The final piece of the puzzle was to review key processes and structures within the organization. Unhealthy attrition rates signaled the need to closely assess program quality and recruitment policies. After identifying a significant disparity in instructor quality, managers worked one-on-one with lower performers to help them assimilate student feedback and create their own improvement plans. Guided by Arbinger’s tools for self-correction, instructors and their managers were able to clearly define and rigorously track improvement. 

In order to maintain momentum and continue applying an outward mindset to the practical and ever-changing needs of the organization, the CEO and department leaders met with an Arbinger consultant weekly. Through these regular sessions, the team ensured an outward mindset by measuring their impact on other departments and working in a disciplined way to assimilate feedback. These sessions were marked by straightforward and honest interchanges and spontaneous efforts to help each other succeed.

Results

As a result of working with Arbinger to improve team performance, complaints have all but disappeared, student enrollment and retention has dramatically improved, and the interdepartmental blaming and resulting silos are relics of the past. Raghu Gudipati, a senior department head, described the change this way: “There has been a significant improvement in collaboration, teamwork, and support between departments. People are now treating people as people. I can surely say that this has brought considerable change in our way of working and has dramatically impacted our results.” Because of their new way of working, the leadership team was able to generate the consensus needed to take major, unprecedented steps to remove roadblocks to success. One example is the reduction of the enrollment fee cost per participant, a substantial shift only made possible by newfound operational and cost efficiencies. “Arbinger provided the courage to make key decisions which have resulted in improving course registrations,” then-CEO Jitendra Kalra remarked. With this new way of working and a sustainable model, Dr. Reddy’s Foundation is poised to continue its aggressive growth strategy and better enable economic empowerment for the rising generation in India.

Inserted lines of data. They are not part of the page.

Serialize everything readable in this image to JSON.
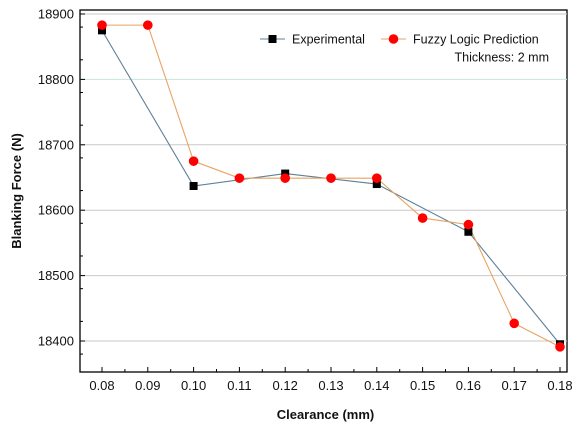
{
  "chart_data": {
    "type": "line",
    "title": "",
    "xlabel": "Clearance (mm)",
    "ylabel": "Blanking Force (N)",
    "xlim": [
      0.08,
      0.18
    ],
    "ylim": [
      18380,
      18900
    ],
    "x_ticks": [
      "0.08",
      "0.09",
      "0.10",
      "0.11",
      "0.12",
      "0.13",
      "0.14",
      "0.15",
      "0.16",
      "0.17",
      "0.18"
    ],
    "y_ticks": [
      "18400",
      "18500",
      "18600",
      "18700",
      "18800",
      "18900"
    ],
    "grid": "horizontal",
    "legend_position": "top-right",
    "annotation": "Thickness: 2 mm",
    "series": [
      {
        "name": "Experimental",
        "marker": "square",
        "marker_color": "#000000",
        "line_color": "#5f7f99",
        "x": [
          0.08,
          0.1,
          0.12,
          0.14,
          0.16,
          0.18
        ],
        "y": [
          18875,
          18637,
          18656,
          18640,
          18567,
          18395
        ]
      },
      {
        "name": "Fuzzy Logic Prediction",
        "marker": "circle",
        "marker_color": "#ff0000",
        "line_color": "#e8a360",
        "x": [
          0.08,
          0.09,
          0.1,
          0.11,
          0.12,
          0.13,
          0.14,
          0.15,
          0.16,
          0.17,
          0.18
        ],
        "y": [
          18883,
          18883,
          18675,
          18649,
          18649,
          18649,
          18649,
          18588,
          18578,
          18427,
          18391
        ]
      }
    ]
  }
}
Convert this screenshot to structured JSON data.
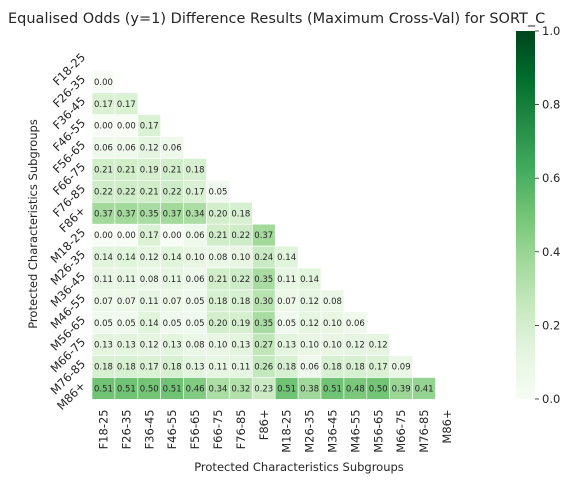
{
  "chart_data": {
    "type": "heatmap",
    "title": "Equalised Odds (y=1)  Difference Results (Maximum Cross-Val) for SORT_C",
    "xlabel": "Protected Characteristics Subgroups",
    "ylabel": "Protected Characteristics Subgroups",
    "categories": [
      "F18-25",
      "F26-35",
      "F36-45",
      "F46-55",
      "F56-65",
      "F66-75",
      "F76-85",
      "F86+",
      "M18-25",
      "M26-35",
      "M36-45",
      "M46-55",
      "M56-65",
      "M66-75",
      "M76-85",
      "M86+"
    ],
    "matrix_lower": [
      [],
      [
        0.0
      ],
      [
        0.17,
        0.17
      ],
      [
        0.0,
        0.0,
        0.17
      ],
      [
        0.06,
        0.06,
        0.12,
        0.06
      ],
      [
        0.21,
        0.21,
        0.19,
        0.21,
        0.18
      ],
      [
        0.22,
        0.22,
        0.21,
        0.22,
        0.17,
        0.05
      ],
      [
        0.37,
        0.37,
        0.35,
        0.37,
        0.34,
        0.2,
        0.18
      ],
      [
        0.0,
        0.0,
        0.17,
        0.0,
        0.06,
        0.21,
        0.22,
        0.37
      ],
      [
        0.14,
        0.14,
        0.12,
        0.14,
        0.1,
        0.08,
        0.1,
        0.24,
        0.14
      ],
      [
        0.11,
        0.11,
        0.08,
        0.11,
        0.06,
        0.21,
        0.22,
        0.35,
        0.11,
        0.14
      ],
      [
        0.07,
        0.07,
        0.11,
        0.07,
        0.05,
        0.18,
        0.18,
        0.3,
        0.07,
        0.12,
        0.08
      ],
      [
        0.05,
        0.05,
        0.14,
        0.05,
        0.05,
        0.2,
        0.19,
        0.35,
        0.05,
        0.12,
        0.1,
        0.06
      ],
      [
        0.13,
        0.13,
        0.12,
        0.13,
        0.08,
        0.1,
        0.13,
        0.27,
        0.13,
        0.1,
        0.1,
        0.12,
        0.12
      ],
      [
        0.18,
        0.18,
        0.17,
        0.18,
        0.13,
        0.11,
        0.11,
        0.26,
        0.18,
        0.06,
        0.18,
        0.18,
        0.17,
        0.09
      ],
      [
        0.51,
        0.51,
        0.5,
        0.51,
        0.46,
        0.34,
        0.32,
        0.23,
        0.51,
        0.38,
        0.51,
        0.48,
        0.5,
        0.39,
        0.41
      ]
    ],
    "value_range": [
      0,
      1
    ],
    "colormap": "Greens",
    "colorbar_ticks": [
      "0.0",
      "0.2",
      "0.4",
      "0.6",
      "0.8",
      "1.0"
    ],
    "legend_position": "right"
  }
}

Arbinger provided the courage to make key decisions which have resulted in significant internal improvements and dramatically improved enrollment rates. Through Arbinger we have completely transformed our culture.

Rod Larson Jitendra Kalra – Former CEO | Dr. Reddy’s Foundation
About
Dr. Reddy’s Foundation prepares the most economically disadvantaged youth in India for careers in emerging service sectors through core training and placement services. Over 290,000 youth have been trained to date in over 75 centers, with an average placement rate of 70%.